9 minute read

There are challenges when it comes to sharing schemas and data across architectural or organisational boundaries. In this post, we’ll look at the cost and potential pitfalls and come up with some simple rules to avoid them.

An example scenario

Let’s say we have a team, doing the right thing and producing a Users data product, containing the attributes of the company’s users.

A data product is a curated set of data, that conforms to a known schema, which can be consumed by other teams. The schemas of the product define a data-contract: an defined API, but for data, not code.

This team, being good engineers, knows it needs to ensure changes to the schemas are fully evolvable, so that changes don’t break downstream consumers of the data.

For the sake of example, let’s say the Users schema is something basic, like the following Avro schema:

{
  "type": "record",
  "name": "User",
  "namespace": "acme.users",
  "fields": [
    {
      "name": "userId",
      "type": "long"
    },
    {
      "name": "fullName",
      "type": "string"
    },
    {
      "name": "residentialAddress",
      "type": "string"
    }
  ]
}

So, for example, a User may look like:

{
  "userId": 257363658353,
  "fullName": "Miss Emily Stewart",
  "residentialAddress": "13 Main Street, London, UK"
}

A less experienced team is responsible for creating an OpenOrders data product, containing all the open orders a user has placed.
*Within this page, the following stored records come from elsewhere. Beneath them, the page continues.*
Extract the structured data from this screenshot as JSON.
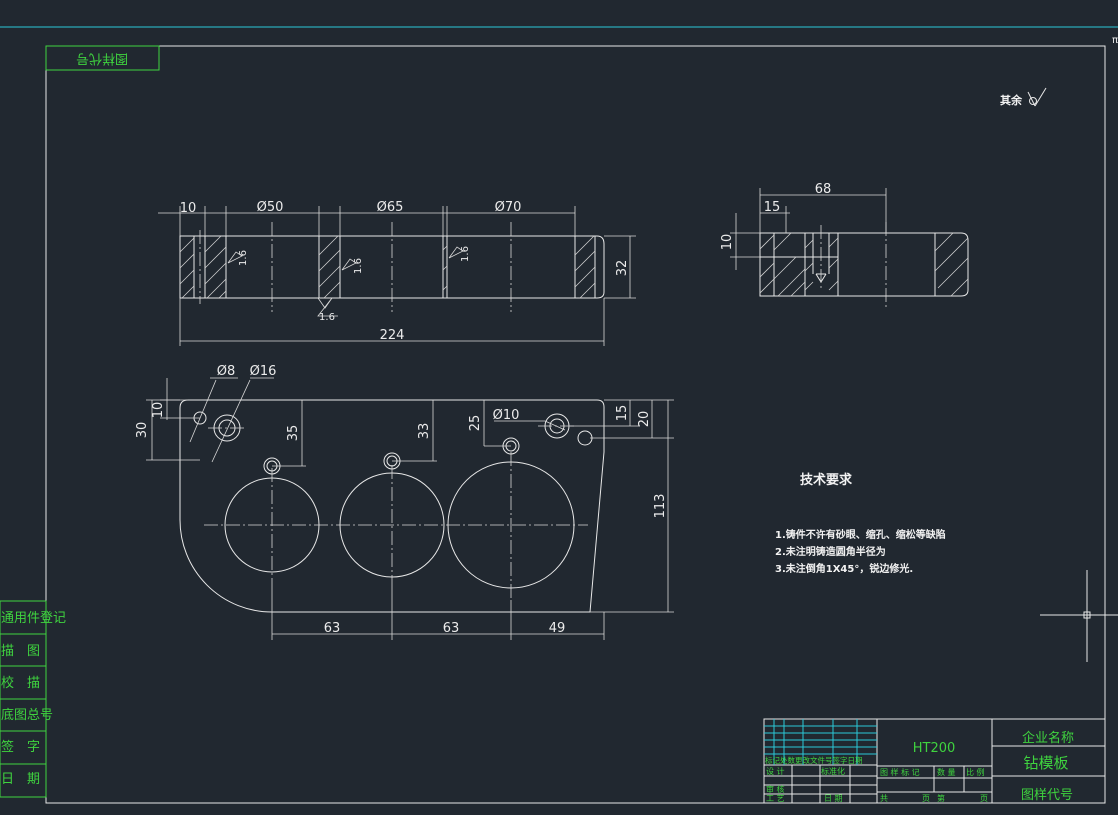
{
  "drawing": {
    "corner_tag": "图样代号",
    "roughness_note": "其余",
    "tech_title": "技术要求",
    "tech_items": [
      "1.铸件不许有砂眼、缩孔、缩松等缺陷",
      "2.未注明铸造圆角半径为",
      "3.未注倒角1X45°，锐边修光."
    ]
  },
  "dims": {
    "front_w10": "10",
    "front_d50": "Ø50",
    "front_d65": "Ø65",
    "front_d70": "Ø70",
    "front_h32": "32",
    "front_len224": "224",
    "front_r1": "1.6",
    "front_r2": "1.6",
    "front_r3": "1.6",
    "front_r4": "1.6",
    "side_68": "68",
    "side_15": "15",
    "side_10": "10",
    "top_d8": "Ø8",
    "top_d16": "Ø16",
    "top_10": "10",
    "top_30": "30",
    "top_35": "35",
    "top_33": "33",
    "top_25": "25",
    "top_d10": "Ø10",
    "top_15": "15",
    "top_20": "20",
    "top_113": "113",
    "top_63a": "63",
    "top_63b": "63",
    "top_49": "49"
  },
  "side_register": [
    "通用件登记",
    "描　图",
    "校　描",
    "底图总号",
    "签　字",
    "日　期"
  ],
  "title_block": {
    "material": "HT200",
    "company": "企业名称",
    "part_name": "钻模板",
    "drawing_code": "图样代号",
    "rev_header": "标记处数更改文件号签字日期",
    "design": "设 计",
    "standardize": "标准化",
    "review": "审 核",
    "process": "工 艺",
    "date": "日 期",
    "stage_header": "图 样 标 记",
    "qty": "数 量",
    "scale": "比 例",
    "total": "共",
    "sheet": "页",
    "page_no": "第",
    "page": "页"
  }
}
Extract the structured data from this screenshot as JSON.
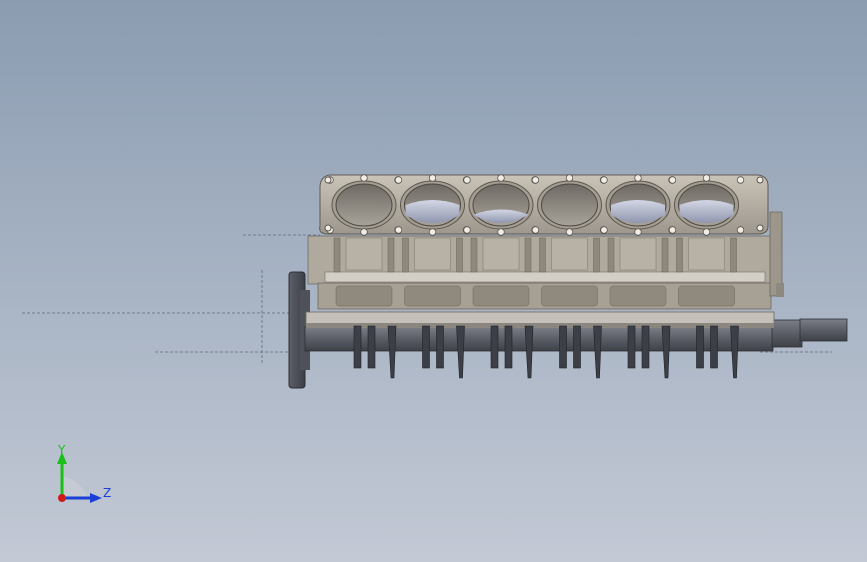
{
  "viewport": {
    "background_top": "#8b9cb1",
    "background_bottom": "#c3c9d5"
  },
  "model": {
    "name": "engine-block-assembly",
    "cylinder_count": 6,
    "body_color": "#b9b2a6",
    "shaft_color": "#4a4d55"
  },
  "triad": {
    "y_label": "Y",
    "z_label": "Z",
    "y_color": "#19c019",
    "z_color": "#1b3fd6",
    "x_color": "#d01a1a"
  }
}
This team, being kind souls and knowing that many downstream teams will need to know the details of the users who’ve placed the orders, denormalises the user details into their data.

For the sake of example, let’s say the OpenOrders schema is something basic, like the following Avro schema:

{
  "type": "record",
  "name": "OpenOrder",
  "namespace": "acme.orders",
  "fields": [
    {
      "name": "orderId",
      "type": "long"
    },
    {
      "name": "user",
      "type": "acme.users.User"
    },
    {
      "name": "items",
      "type": {
        "type": "array",
        "items": "acme.orders.OrderItem"
      }
    }
  ]
}

An order placed by Emily may look like:

{
    "orderId": 123456789012,
    "user": {
      "userId": 257363658353,
      "fullName": "Miss Emily Stewart",
      "residentialAddress": "13 Main Street, London, UK"
    },
    "items": [
        {
          "productId": 123456789012,
          "quantity": 1
        },
        {
          "productId": 234567890123,
          "quantity": 2
        }
    ]
}

The OpenOrder schema references the User schema, allowing an instance of an OpenOrder to include the full set of the User attributes. This removes the burden on downstream teams of having to join these two data sets together.

At first glance, this may look like a good approach: do the join in one place, and it’s one many teams use when they first start adopting schemas and data products.

The problem

The use of the User schema, owned and managed by the first team, in the OpenOrder schema, owned and managed by the second team, is a code smell (data smell? schema smell?) But why? You may ask!

Obese data

The User schema in the example is tiny. A real-world example would have much more information. By including the User in the OpenOrder, the size of an OpenOrder can drastically increase.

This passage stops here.